Parti d’Escape Delmas 83 et arrivé devant le Ministère de l’Éducation nationale, le cortège a emprunté le chemin inverse d’un pouvoir muet. Car pendant que les marcheurs criaient « Justice pour Zamy », les autorités se terraient dans un silence coupable. Aucune sanction annoncée, aucun geste concret, aucune parole de compassion officielle. Comme si la mort d’un jeune, abattu devant le ministère censé protéger l’éducation et l’avenir, ne valait même pas une déclaration.
La mort de Zamy n’est pas une bavure isolée. Elle est le reflet d’un système où la violence est institutionnalisée, où les balles remplacent le dialogue, où les agents de sécurité deviennent bourreaux au lieu de protecteurs. Chaque fois que l’État garde le silence, il légitime la barbarie. Chaque fois qu’un crime reste impuni, il autorise le prochain.
Face à un État absent, la jeunesse haïtienne n’a plus qu’une arme : la rue. Et c’est ce qu’elle a choisi ce jeudi 21 août. Les pancartes, les cris et les pas silencieux des marcheurs résonnaient comme une réponse à l’inaction. Mais combien de marches faudra-t-il encore ? Combien de Zamy faudra-t-il sacrifier avant que les responsables politiques assument enfin leur devoir de protéger et d’éduquer ?

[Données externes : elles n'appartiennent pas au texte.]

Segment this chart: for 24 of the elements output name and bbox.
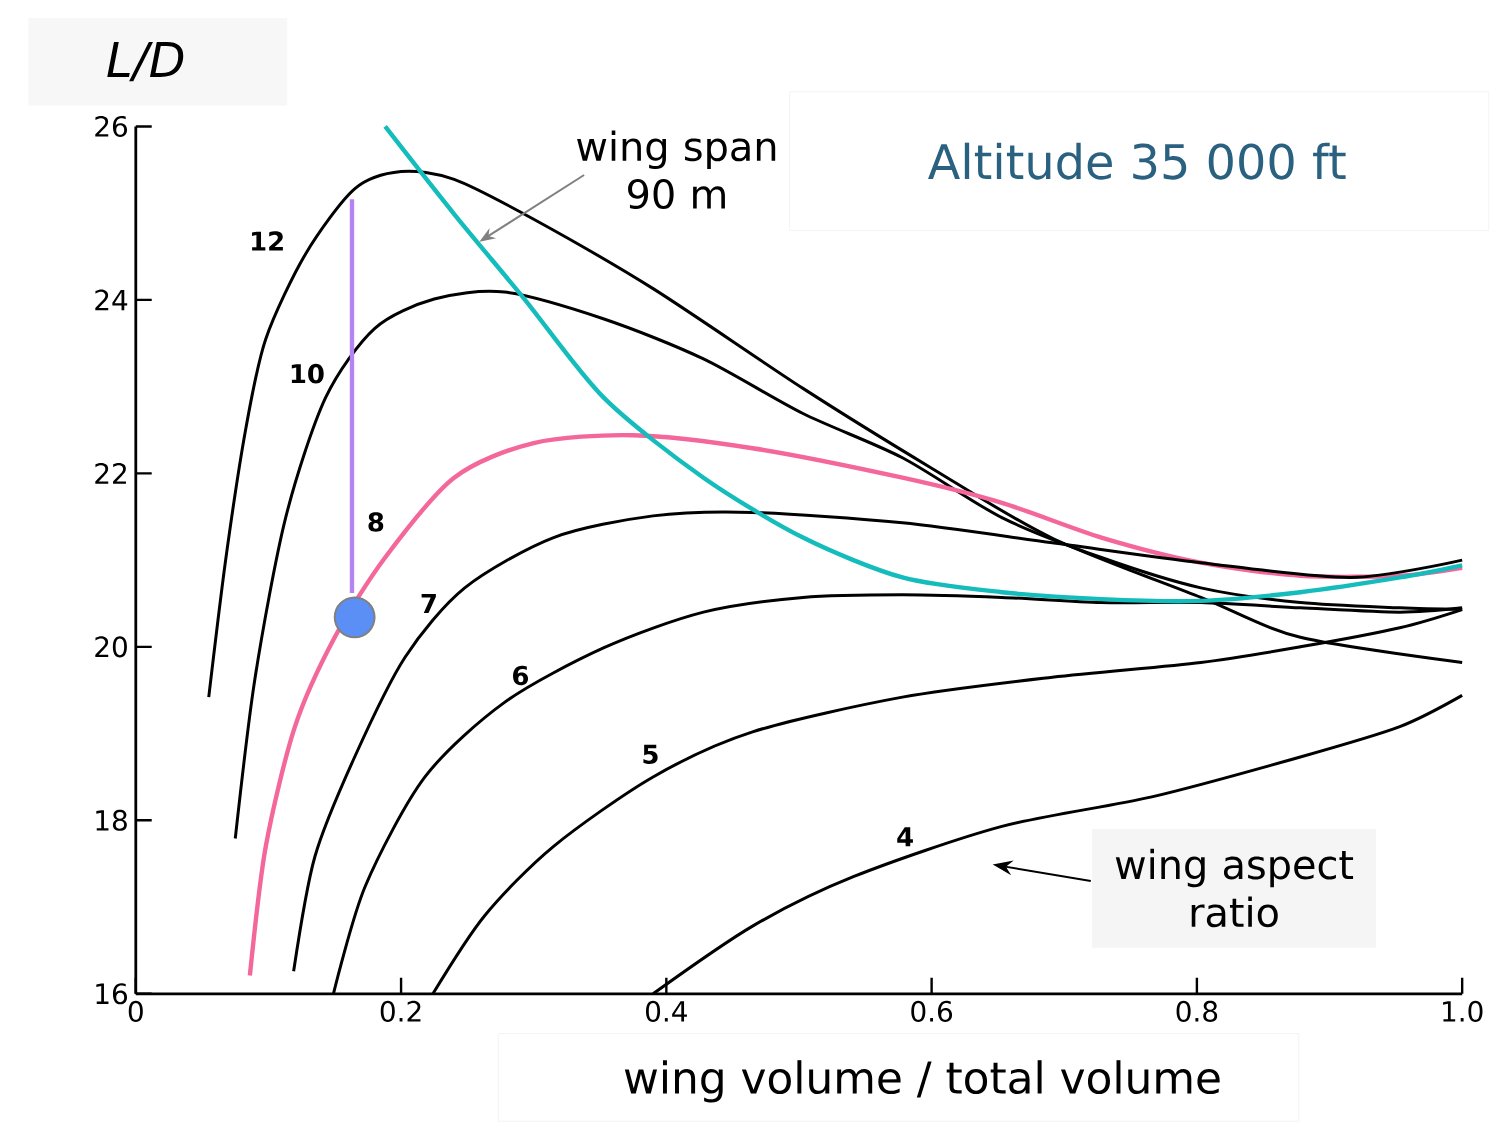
y-tick-label: 18 bbox=[96, 809, 127, 831]
series-label: 7 bbox=[421, 593, 436, 613]
x-tick-label: 0.8 bbox=[1176, 1000, 1218, 1022]
y-tick-label: 24 bbox=[95, 289, 128, 311]
x-tick-label: 1.0 bbox=[1443, 1000, 1483, 1022]
series-label: 10 bbox=[291, 363, 324, 384]
annotation: wing span 90 m bbox=[577, 130, 776, 210]
x-axis-title: wing volume / total volume bbox=[624, 1060, 1220, 1103]
x-tick-label: 0 bbox=[128, 1000, 143, 1022]
series-label: 6 bbox=[513, 665, 529, 686]
y-axis-title: L/D bbox=[107, 42, 184, 82]
annotation: wing aspect ratio bbox=[1115, 848, 1354, 928]
y-tick-label: 22 bbox=[95, 462, 126, 484]
series-label: 4 bbox=[897, 827, 913, 847]
x-tick-label: 0.2 bbox=[380, 1000, 421, 1022]
y-tick-label: 16 bbox=[96, 983, 127, 1005]
y-tick-label: 20 bbox=[95, 636, 127, 658]
x-tick-label: 0.6 bbox=[911, 1000, 953, 1022]
series-label: 8 bbox=[368, 512, 384, 532]
series-label: 12 bbox=[252, 231, 283, 251]
x-tick-label: 0.4 bbox=[646, 1000, 687, 1022]
series-label: 5 bbox=[643, 744, 658, 764]
annotation: Altitude 35 000 ft bbox=[928, 142, 1346, 180]
y-tick-label: 26 bbox=[95, 115, 127, 137]
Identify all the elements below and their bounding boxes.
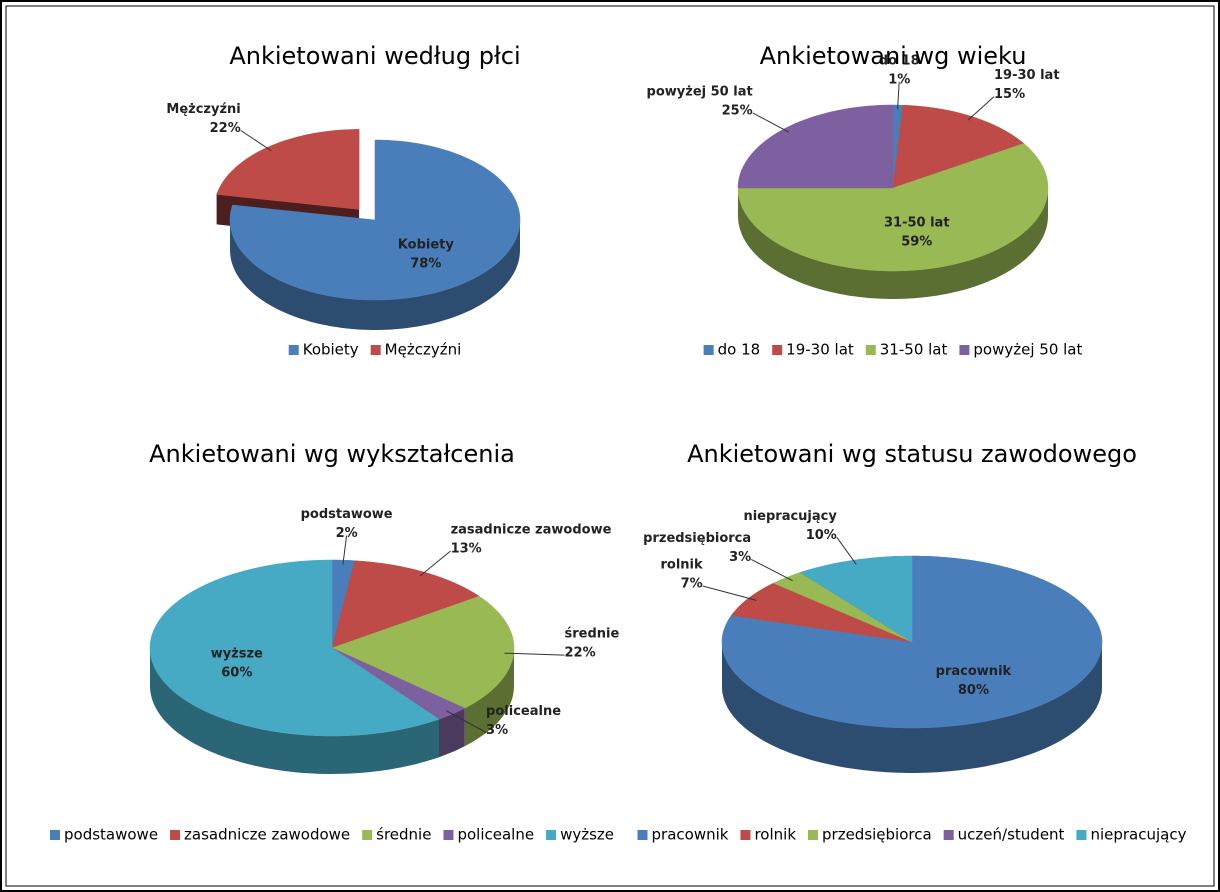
legend-label: niepracujący [1090, 826, 1186, 844]
legend-swatch [959, 345, 970, 355]
data-label-value: 22% [210, 121, 241, 136]
legend: pracownik rolnik przedsiębiorca uczeń/stude… [637, 826, 1187, 844]
leader-line [836, 537, 857, 565]
legend-label: 31-50 lat [880, 341, 948, 359]
data-label-name: Kobiety [398, 237, 455, 252]
data-label-name: 19-30 lat [994, 68, 1060, 83]
legend-swatch [288, 345, 299, 355]
legend-swatch [740, 830, 751, 840]
legend-swatch [370, 345, 381, 355]
data-label-value: 13% [451, 542, 482, 557]
data-label-name: wyższe [211, 646, 263, 661]
leader-line [897, 81, 900, 110]
data-label-value: 3% [486, 723, 508, 738]
legend-swatch [637, 830, 648, 840]
data-label-name: policealne [486, 704, 561, 719]
legend-swatch [170, 830, 181, 840]
leader-line [750, 558, 793, 582]
chart-title: Ankietowani wg wykształcenia [149, 440, 515, 468]
data-label-name: 31-50 lat [884, 215, 950, 230]
legend-swatch [546, 830, 557, 840]
legend-swatch [443, 830, 454, 840]
data-label-value: 25% [722, 103, 753, 118]
slice [149, 559, 440, 737]
chart: do 18 1% 19-30 lat 15% 31-50 lat 59% powyżej 5… [647, 53, 1083, 358]
chart-title: Ankietowani według płci [229, 42, 520, 70]
legend-label: uczeń/student [958, 826, 1065, 844]
data-label-name: przedsiębiorca [643, 531, 751, 546]
legend-swatch [865, 345, 876, 355]
data-label-value: 22% [565, 646, 596, 661]
data-label-value: 7% [681, 576, 703, 591]
legend-label: powyżej 50 lat [973, 341, 1082, 359]
legend-label: zasadnicze zawodowe [184, 826, 350, 844]
legend-label: wyższe [560, 826, 614, 844]
chart-title: Ankietowani wg statusu zawodowego [687, 440, 1137, 468]
leader-line [419, 550, 451, 577]
chart: Kobiety 78% Mężczyźni 22% Kobiety Mężczyźni [166, 102, 521, 359]
legend-label: pracownik [652, 826, 729, 844]
leader-line [752, 112, 790, 133]
data-label-value: 2% [336, 526, 358, 541]
leader-line [342, 535, 348, 565]
data-label-name: zasadnicze zawodowe [451, 523, 612, 538]
data-label-value: 59% [901, 234, 932, 249]
data-label-value: 10% [806, 528, 837, 543]
legend-label: policealne [457, 826, 534, 844]
data-label-value: 60% [221, 665, 252, 680]
data-label-value: 80% [958, 683, 989, 698]
legend-label: podstawowe [64, 826, 158, 844]
slice-side [738, 188, 1048, 299]
chart-title: Ankietowani wg wieku [760, 42, 1027, 70]
data-label-name: rolnik [661, 557, 704, 572]
leader-line [240, 130, 272, 152]
leader-line [967, 96, 995, 121]
data-label-name: podstawowe [301, 507, 393, 522]
slice [737, 143, 1049, 272]
data-label-value: 78% [410, 256, 441, 271]
data-label-value: 15% [994, 87, 1025, 102]
data-label-value: 1% [888, 72, 910, 87]
data-label-name: powyżej 50 lat [647, 84, 753, 99]
legend-label: do 18 [718, 341, 761, 359]
chart: pracownik 80% rolnik 7% przedsiębiorca 3% niep… [637, 509, 1187, 844]
legend-swatch [943, 830, 954, 840]
legend-swatch [808, 830, 819, 840]
inner-border [5, 5, 1215, 887]
data-label-value: 3% [729, 550, 751, 565]
legend-label: Kobiety [303, 341, 359, 359]
legend-label: średnie [376, 826, 431, 844]
slice-side [150, 648, 439, 774]
slice-side [439, 708, 465, 758]
legend-label: Mężczyźni [385, 341, 462, 359]
legend: do 18 19-30 lat 31-50 lat powyżej 50 lat [703, 341, 1082, 359]
legend-swatch [772, 345, 783, 355]
slice-side [464, 648, 514, 747]
leader-line [702, 585, 757, 601]
slice-side [230, 220, 520, 330]
leader-line [504, 652, 565, 656]
legend-swatch [49, 830, 60, 840]
legend-swatch [362, 830, 373, 840]
legend: podstawowe zasadnicze zawodowe średnie poli… [49, 826, 614, 844]
chart: podstawowe 2% zasadnicze zawodowe 13% średni… [49, 507, 620, 844]
data-label-name: Mężczyźni [166, 102, 240, 117]
leader-line [446, 710, 487, 733]
legend-label: 19-30 lat [786, 341, 854, 359]
legend-label: przedsiębiorca [822, 826, 932, 844]
legend-swatch [1076, 830, 1087, 840]
legend-swatch [703, 345, 714, 355]
slice [229, 139, 521, 301]
data-label-name: niepracujący [743, 509, 837, 524]
data-label-name: do 18 [879, 53, 920, 68]
data-label-name: średnie [565, 627, 620, 642]
legend-label: rolnik [754, 826, 796, 844]
data-label-name: pracownik [936, 664, 1012, 679]
slice-side [722, 642, 1102, 773]
legend: Kobiety Mężczyźni [288, 341, 462, 359]
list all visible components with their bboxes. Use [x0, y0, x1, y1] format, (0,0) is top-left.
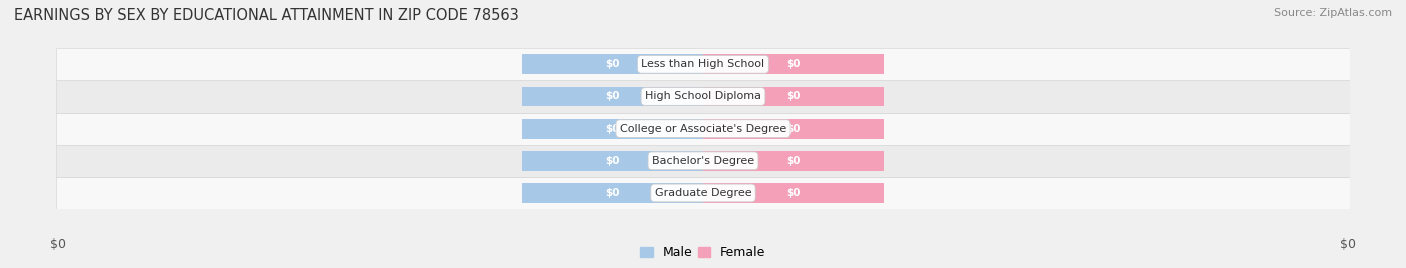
Text: EARNINGS BY SEX BY EDUCATIONAL ATTAINMENT IN ZIP CODE 78563: EARNINGS BY SEX BY EDUCATIONAL ATTAINMEN…	[14, 8, 519, 23]
Bar	[703, 151, 884, 171]
Bar	[56, 48, 1350, 80]
Text: $0: $0	[605, 124, 620, 134]
Bar	[703, 119, 884, 139]
Text: $0: $0	[786, 59, 801, 69]
Bar	[522, 119, 703, 139]
Text: $0: $0	[786, 91, 801, 102]
Text: $0: $0	[605, 188, 620, 198]
Text: Bachelor's Degree: Bachelor's Degree	[652, 156, 754, 166]
Bar	[56, 145, 1350, 177]
Bar	[703, 87, 884, 106]
Legend: Male, Female: Male, Female	[636, 241, 770, 264]
Text: Less than High School: Less than High School	[641, 59, 765, 69]
Text: $0: $0	[1340, 238, 1357, 251]
Text: $0: $0	[786, 188, 801, 198]
Text: Source: ZipAtlas.com: Source: ZipAtlas.com	[1274, 8, 1392, 18]
Text: High School Diploma: High School Diploma	[645, 91, 761, 102]
Text: Graduate Degree: Graduate Degree	[655, 188, 751, 198]
Bar	[522, 54, 703, 74]
Bar	[522, 87, 703, 106]
Bar	[522, 183, 703, 203]
Bar	[56, 113, 1350, 145]
Text: $0: $0	[605, 156, 620, 166]
Text: College or Associate's Degree: College or Associate's Degree	[620, 124, 786, 134]
Bar	[56, 177, 1350, 209]
Text: $0: $0	[786, 124, 801, 134]
Bar	[522, 151, 703, 171]
Text: $0: $0	[605, 91, 620, 102]
Text: $0: $0	[786, 156, 801, 166]
Bar	[703, 183, 884, 203]
Bar	[56, 80, 1350, 113]
Bar	[703, 54, 884, 74]
Text: $0: $0	[49, 238, 66, 251]
Text: $0: $0	[605, 59, 620, 69]
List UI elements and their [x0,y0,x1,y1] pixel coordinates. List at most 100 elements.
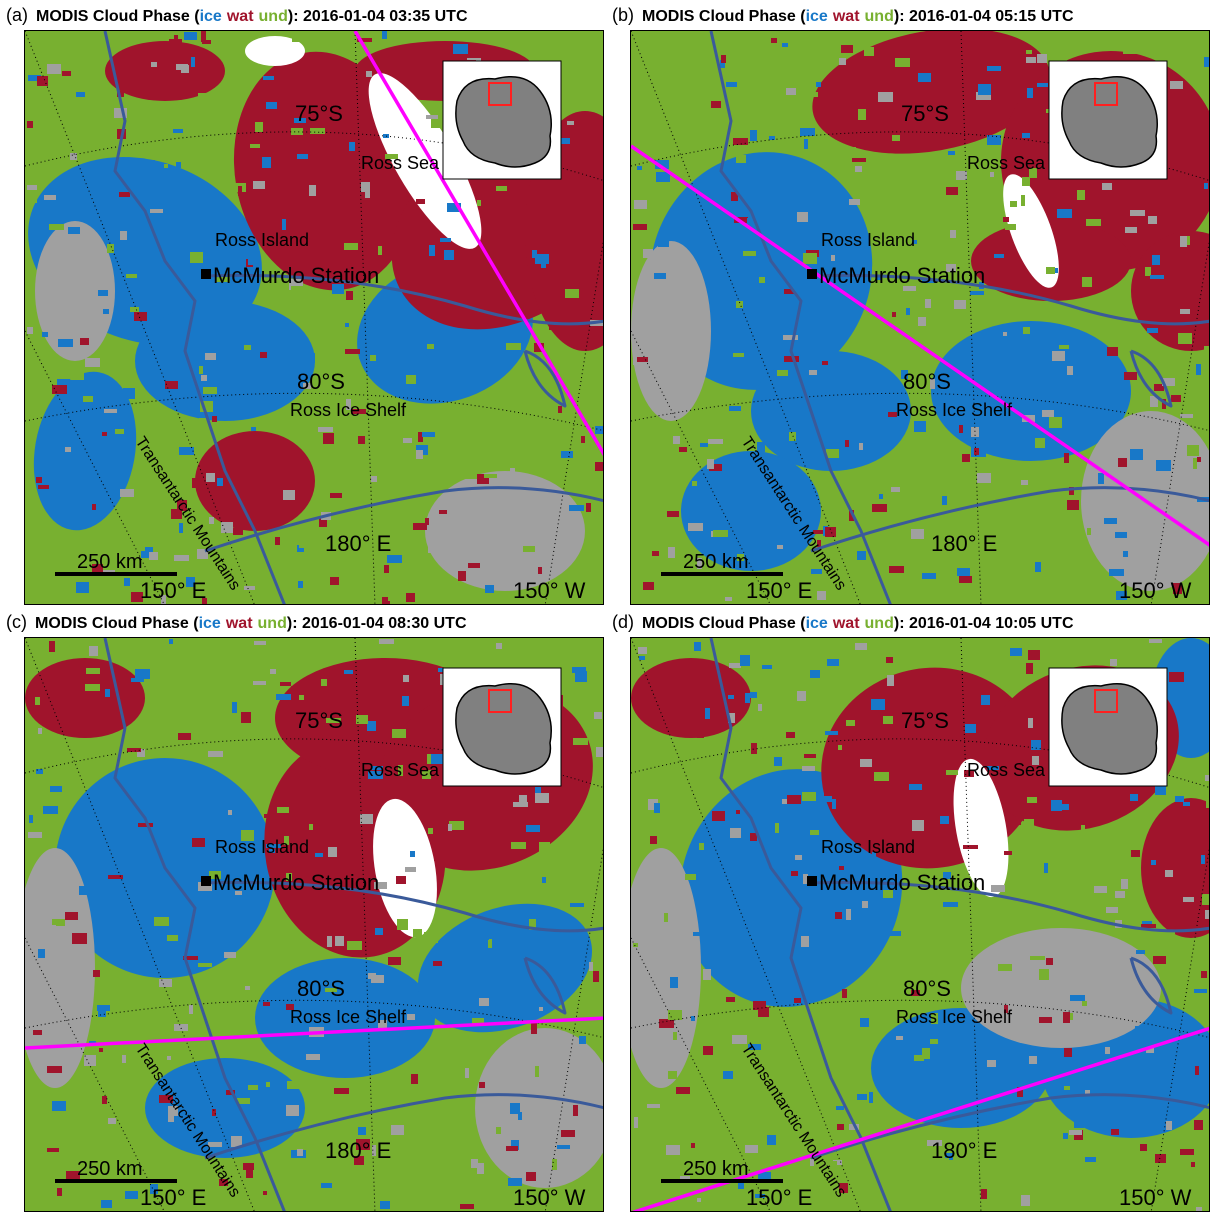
legend-wat: wat [225,615,253,632]
phase-pixel [573,1105,578,1116]
phase-pixel [1131,850,1140,857]
phase-pixel [594,712,602,719]
phase-pixel [259,795,268,800]
phase-pixel [85,684,100,691]
phase-pixel [849,510,854,521]
phase-pixel [713,530,728,537]
phase-pixel [1135,1026,1149,1032]
phase-pixel [738,67,751,76]
phase-pixel [818,40,829,51]
lon-180-label: 180° E [325,1138,391,1163]
phase-pixel [1192,1196,1201,1207]
phase-pixel [436,569,441,579]
phase-wat-area [812,31,1050,154]
phase-pixel [84,1055,96,1066]
phase-pixel [637,1134,647,1140]
phase-pixel [565,1081,574,1092]
title-suffix: ): [893,8,909,25]
phase-pixel [385,154,398,159]
phase-pixel [403,438,412,443]
phase-pixel [593,406,598,415]
phase-pixel [1094,886,1107,893]
phase-pixel [371,975,384,983]
phase-pixel [141,551,150,558]
phase-pixel [251,427,256,431]
phase-pixel [930,1039,938,1044]
phase-pixel [729,663,741,668]
phase-pixel [379,639,394,644]
phase-pixel [224,952,236,958]
phase-pixel [46,925,56,931]
phase-pixel [221,1174,231,1179]
lon-150e-line [25,31,255,604]
phase-pixel [1202,894,1209,905]
phase-pixel [656,172,670,182]
phase-regions [28,36,603,591]
phase-pixel [284,207,292,212]
phase-pixel [461,1145,467,1152]
phase-pixel [27,185,37,190]
phase-pixel [670,977,678,988]
phase-pixel [496,186,507,191]
phase-pixel [1030,956,1045,960]
phase-pixel [660,253,668,262]
phase-pixel [365,188,370,198]
region-highlight-box [488,689,512,713]
lon-180-label: 180° E [931,531,997,556]
grounding-line [204,486,603,553]
phase-pixel [138,823,153,827]
panel-letter: (b) [612,5,634,25]
phase-pixel [804,139,808,149]
phase-pixel [243,1163,254,1170]
phase-pixel [697,1198,701,1202]
roosevelt-island [523,349,567,408]
phase-pixel [747,218,761,229]
phase-pixel [835,912,842,919]
phase-pixel [1169,672,1184,682]
phase-pixel [407,1014,415,1020]
phase-pixel [1029,1056,1037,1064]
phase-pixel [968,1003,972,1007]
phase-pixel [1145,464,1149,469]
phase-pixel [29,815,33,823]
phase-pixel [757,442,765,452]
phase-pixel [238,186,242,196]
phase-pixel [740,1202,751,1210]
phase-pixel [79,886,92,895]
phase-pixel [53,652,58,659]
phase-pixel [405,867,416,872]
mcmurdo-marker [201,876,211,886]
phase-pixel [101,1200,112,1208]
phase-pixel [673,436,680,444]
phase-pixel [268,939,279,947]
phase-pixel [33,1030,42,1035]
cloud-phase-map: 75°S 80°S 150° E 180° E 150° W Ross Sea Ross I… [24,30,604,605]
phase-pixel [595,462,603,471]
cloud-phase-map: 75°S 80°S 150° E 180° E 150° W Ross Sea Ross I… [630,30,1210,605]
phase-pixel [731,192,738,201]
phase-pixel [673,1032,677,1040]
phase-pixel [654,803,660,813]
phase-pixel [427,754,433,764]
lon-150e-label: 150° E [140,578,206,603]
phase-pixel [192,478,202,488]
phase-pixel [1121,879,1128,889]
phase-pixel [639,656,645,660]
phase-pixel [912,820,924,831]
phase-wat-area [195,431,315,531]
phase-pixel [538,38,547,46]
ice-shelf-front [204,880,603,933]
phase-pixel [827,659,839,666]
phase-pixel [892,312,896,317]
phase-pixel [218,744,222,751]
phase-pixel [431,754,444,764]
phase-pixel [212,1109,216,1116]
phase-pixel [683,166,695,175]
phase-pixel [130,307,139,312]
phase-pixel [228,577,237,587]
phase-pixel [173,129,183,133]
phase-pixel [1003,217,1009,222]
phase-pixel [736,810,740,814]
phase-pixel [1124,372,1137,380]
phase-pixel [47,1148,59,1152]
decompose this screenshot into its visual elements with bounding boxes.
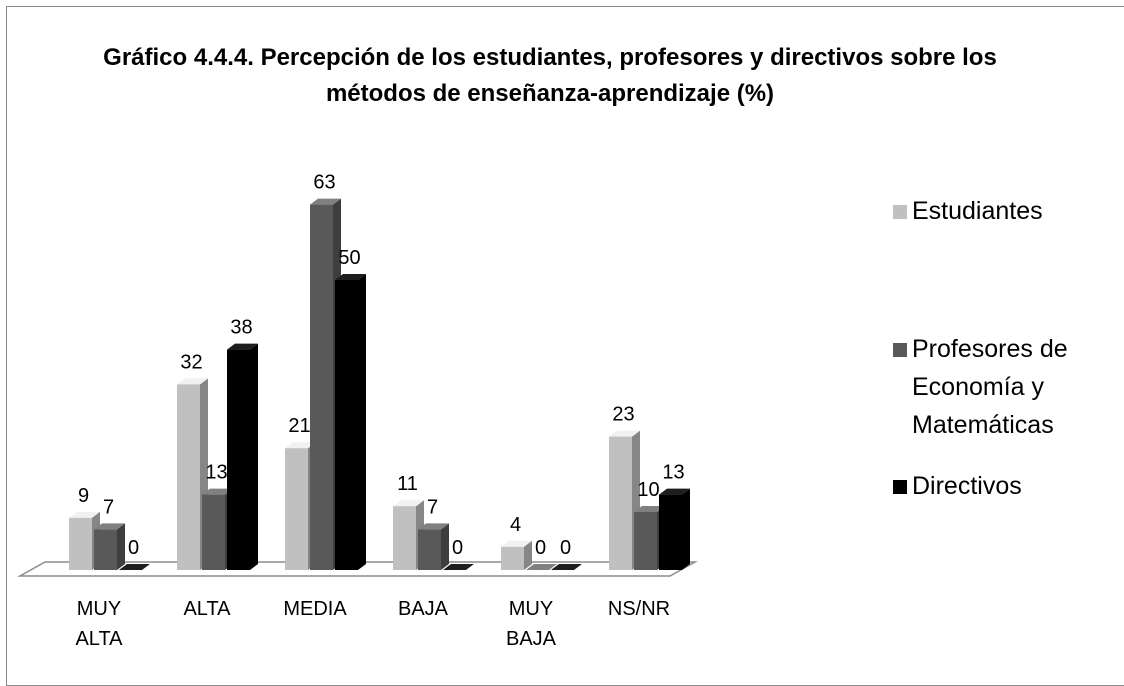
data-label: 50 (338, 247, 360, 269)
data-label: 0 (128, 537, 139, 559)
data-label: 11 (397, 473, 418, 495)
bar-front (335, 280, 358, 570)
x-tick-label: MUY ALTA (75, 598, 123, 650)
chart: MUY ALTA970ALTA321338MEDIA216350BAJA1170M… (17, 172, 698, 650)
legend-item: Estudiantes (890, 192, 1110, 230)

Zamy n’était pas seulement un influenceur apprécié sur les réseaux sociaux. Il devient désormais un symbole. Le symbole d’une jeunesse qui refuse d’être condamnée à la peur et à la mort, mais qui réclame le droit fondamental de vivre, d’apprendre, d’aimer et de rêver. Sa mémoire est un cri : un cri qui accuse l’État, un cri qui interpelle la société, un cri qui ne doit pas être étouffé.